Metadata-Version: 2.4
Name: marketgoblin
Version: 0.7.0
Summary: Market data platform for downloading and storing financial OHLCV data
Keywords: market data,finance,stocks,snapshot,data pipeline
Author: Antônio Salomão
Author-email: Antônio Salomão <83646729+aexsalomao@users.noreply.github.com>
License-Expression: MIT
License-File: LICENSE
Classifier: Development Status :: 3 - Alpha
Classifier: Intended Audience :: Financial and Insurance Industry
Classifier: Intended Audience :: Developers
Classifier: Programming Language :: Python :: 3
Classifier: Programming Language :: Python :: 3.13
Classifier: Topic :: Office/Business :: Financial
Requires-Dist: polars>=1.0
Requires-Dist: yfinance>=0.2
Requires-Dist: pyarrow>=15.0
Requires-Dist: tiingo>=0.16
Requires-Dist: python-dotenv>=1.2.2
Requires-Dist: pytest>=8.0 ; extra == 'dev'
Requires-Dist: pytest-cov>=5.0 ; extra == 'dev'
Requires-Dist: hypothesis>=6.100 ; extra == 'dev'
Requires-Dist: ruff>=0.8.0 ; extra == 'dev'
Requires-Dist: mypy>=1.10.0 ; extra == 'dev'
Requires-Dist: pre-commit>=3.7.0 ; extra == 'dev'
Requires-Dist: mkdocs>=1.6.0 ; extra == 'dev'
Requires-Dist: mkdocs-material>=9.5.0 ; extra == 'dev'
Requires-Python: >=3.13
Project-URL: Homepage, https://github.com/aexsalomao/marketgoblin
Project-URL: Repository, https://github.com/aexsalomao/marketgoblin
Project-URL: Issues, https://github.com/aexsalomao/marketgoblin/issues
Provides-Extra: dev
Description-Content-Type: text/markdown

# marketgoblin

> Download, store, and load financial market data — fast and without fuss.

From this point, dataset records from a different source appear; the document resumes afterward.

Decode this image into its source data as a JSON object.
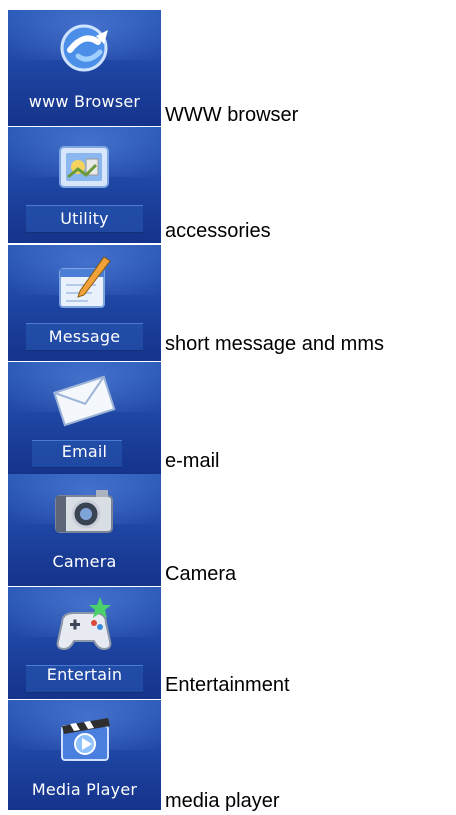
{
  "menu": {
    "items": [
      {
        "label": "www Browser",
        "caption": "WWW browser",
        "icon": "browser-globe-icon"
      },
      {
        "label": "Utility",
        "caption": "accessories",
        "icon": "utility-box-icon"
      },
      {
        "label": "Message",
        "caption": "short message and mms",
        "icon": "message-pencil-icon"
      },
      {
        "label": "Email",
        "caption": "e-mail",
        "icon": "envelope-icon"
      },
      {
        "label": "Camera",
        "caption": "Camera",
        "icon": "camera-icon"
      },
      {
        "label": "Entertain",
        "caption": "Entertainment",
        "icon": "gamepad-icon"
      },
      {
        "label": "Media Player",
        "caption": "media player",
        "icon": "film-clapper-icon"
      }
    ]
  }
}
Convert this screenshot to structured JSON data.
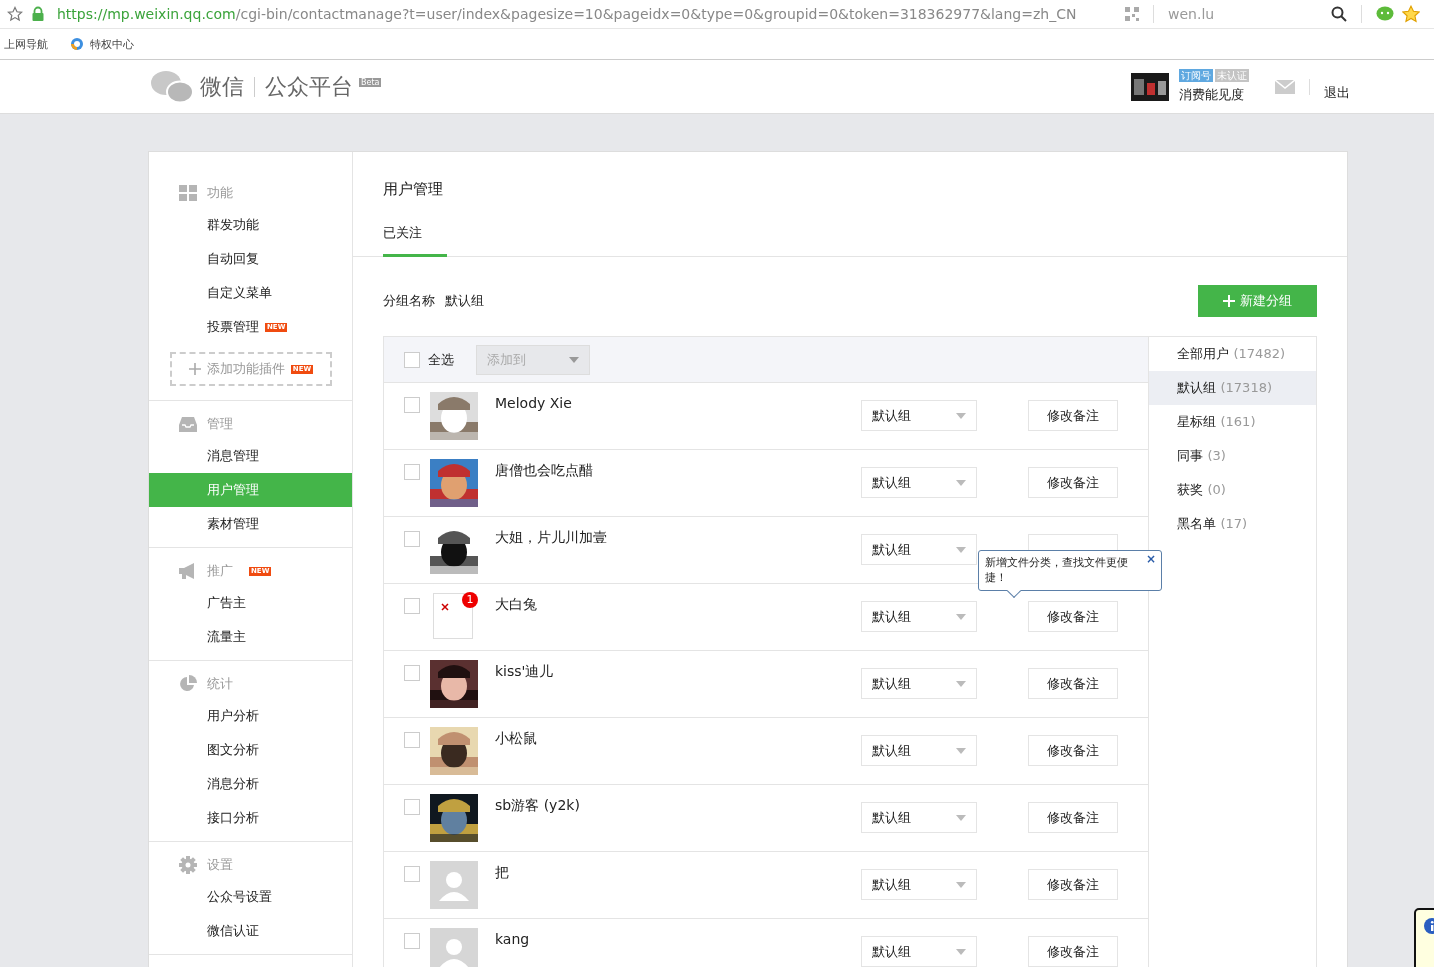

[![PyPI](https://img.shields.io/pypi/v/marketgoblin?color=green)](https://pypi.org/project/marketgoblin/)
![Python](https://img.shields.io/badge/python-3.13-blue)
![License](https://img.shields.io/badge/license-MIT-green)
[![CI](https://github.com/aexsalomao/marketgoblin/actions/workflows/ci.yml/badge.svg)](https://github.com/aexsalomao/marketgoblin/actions/workflows/ci.yml)
[![codecov](https://codecov.io/gh/aexsalomao/marketgoblin/branch/master/graph/badge.svg)](https://codecov.io/gh/aexsalomao/marketgoblin)
[![Docs](https://img.shields.io/badge/docs-aexsalomao.github.io%2Fmarketgoblin-blue)](https://aexsalomao.github.io/marketgoblin)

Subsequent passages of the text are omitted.